Golspie's south beach has changed since we last walked it, but not in an expected way after several weeks of calm weather. Much of the sand has gone, and there is far more seaweed, in amongst which....
....we found this 4"-long fish, perhaps a small ling, which, although still alive, had a nasty wound.
Small flights of eider kept coming along the shore from the direction of Loch Fleet, and then going back again, as if communal exercise was the order of the day.
With the tide rising we walked homewards along the links at the back of the beach, where masses of wildflowers are beginning to appear. These wild pansies carpeted the ground in places....
....but limited their dominant colour combinations to lilac, mauve and white; it's possible have all-white or all-yellow petals, or combinations with them.

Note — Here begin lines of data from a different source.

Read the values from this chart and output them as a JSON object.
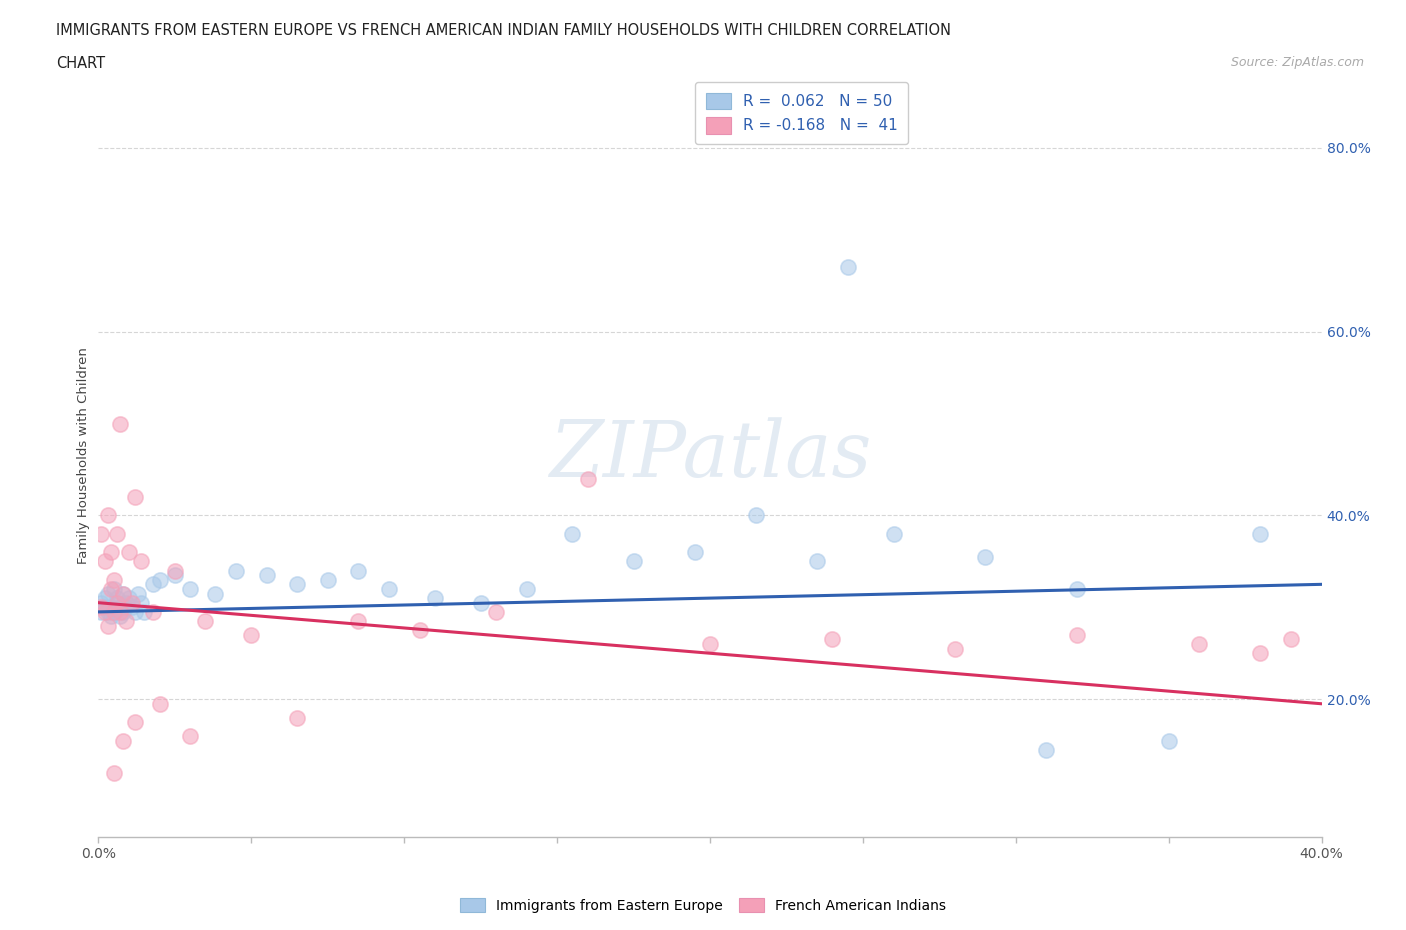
{
  "title_line1": "IMMIGRANTS FROM EASTERN EUROPE VS FRENCH AMERICAN INDIAN FAMILY HOUSEHOLDS WITH CHILDREN CORRELATION",
  "title_line2": "CHART",
  "source": "Source: ZipAtlas.com",
  "ylabel": "Family Households with Children",
  "xmin": 0.0,
  "xmax": 0.4,
  "ymin": 0.05,
  "ymax": 0.88,
  "yticks": [
    0.2,
    0.4,
    0.6,
    0.8
  ],
  "ytick_labels": [
    "20.0%",
    "40.0%",
    "60.0%",
    "80.0%"
  ],
  "xticks": [
    0.0,
    0.05,
    0.1,
    0.15,
    0.2,
    0.25,
    0.3,
    0.35,
    0.4
  ],
  "xtick_labels": [
    "0.0%",
    "",
    "",
    "",
    "",
    "",
    "",
    "",
    "40.0%"
  ],
  "blue_R": 0.062,
  "blue_N": 50,
  "pink_R": -0.168,
  "pink_N": 41,
  "blue_color": "#a8c8e8",
  "pink_color": "#f4a0b8",
  "blue_line_color": "#3060b0",
  "pink_line_color": "#d83060",
  "blue_line_start_y": 0.295,
  "blue_line_end_y": 0.325,
  "pink_line_start_y": 0.305,
  "pink_line_end_y": 0.195,
  "blue_scatter_x": [
    0.001,
    0.001,
    0.002,
    0.002,
    0.003,
    0.003,
    0.004,
    0.004,
    0.005,
    0.005,
    0.006,
    0.006,
    0.007,
    0.007,
    0.008,
    0.008,
    0.009,
    0.009,
    0.01,
    0.011,
    0.012,
    0.013,
    0.014,
    0.015,
    0.018,
    0.02,
    0.025,
    0.03,
    0.038,
    0.045,
    0.055,
    0.065,
    0.075,
    0.085,
    0.095,
    0.11,
    0.125,
    0.14,
    0.155,
    0.175,
    0.195,
    0.215,
    0.235,
    0.26,
    0.29,
    0.32,
    0.35,
    0.38,
    0.245,
    0.31
  ],
  "blue_scatter_y": [
    0.305,
    0.295,
    0.3,
    0.31,
    0.295,
    0.315,
    0.29,
    0.3,
    0.32,
    0.295,
    0.305,
    0.31,
    0.29,
    0.3,
    0.315,
    0.295,
    0.305,
    0.3,
    0.31,
    0.3,
    0.295,
    0.315,
    0.305,
    0.295,
    0.325,
    0.33,
    0.335,
    0.32,
    0.315,
    0.34,
    0.335,
    0.325,
    0.33,
    0.34,
    0.32,
    0.31,
    0.305,
    0.32,
    0.38,
    0.35,
    0.36,
    0.4,
    0.35,
    0.38,
    0.355,
    0.32,
    0.155,
    0.38,
    0.67,
    0.145
  ],
  "pink_scatter_x": [
    0.001,
    0.001,
    0.002,
    0.002,
    0.003,
    0.003,
    0.004,
    0.004,
    0.005,
    0.005,
    0.006,
    0.006,
    0.007,
    0.007,
    0.008,
    0.009,
    0.01,
    0.011,
    0.012,
    0.014,
    0.018,
    0.025,
    0.035,
    0.05,
    0.065,
    0.085,
    0.105,
    0.13,
    0.16,
    0.2,
    0.24,
    0.28,
    0.32,
    0.36,
    0.38,
    0.39,
    0.005,
    0.008,
    0.012,
    0.02,
    0.03
  ],
  "pink_scatter_y": [
    0.3,
    0.38,
    0.295,
    0.35,
    0.4,
    0.28,
    0.32,
    0.36,
    0.295,
    0.33,
    0.305,
    0.38,
    0.295,
    0.5,
    0.315,
    0.285,
    0.36,
    0.305,
    0.42,
    0.35,
    0.295,
    0.34,
    0.285,
    0.27,
    0.18,
    0.285,
    0.275,
    0.295,
    0.44,
    0.26,
    0.265,
    0.255,
    0.27,
    0.26,
    0.25,
    0.265,
    0.12,
    0.155,
    0.175,
    0.195,
    0.16
  ]
}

I dread finding an interesting caterpillar as they present the same problems, though not on as large a scale, as wildflowers. After some searching under 'black and white hairy caterpillar' I identified it as the caterpillar of the dark tussock moth. The UKMoths website says of it, "Primarily a moorland and coastal species, inhabiting heathland, sand-hills and shingle beaches, it is distributed in southern England, parts of northern England and central Scotland. It also occurs in parts of Ireland." So it shouldn't have been here.
As we approached the village along the golf course we checked on the sand martins' apartments, to find that most of their nesting holes, which had been under the white post, had collapsed but that they had rebuilt further to the left.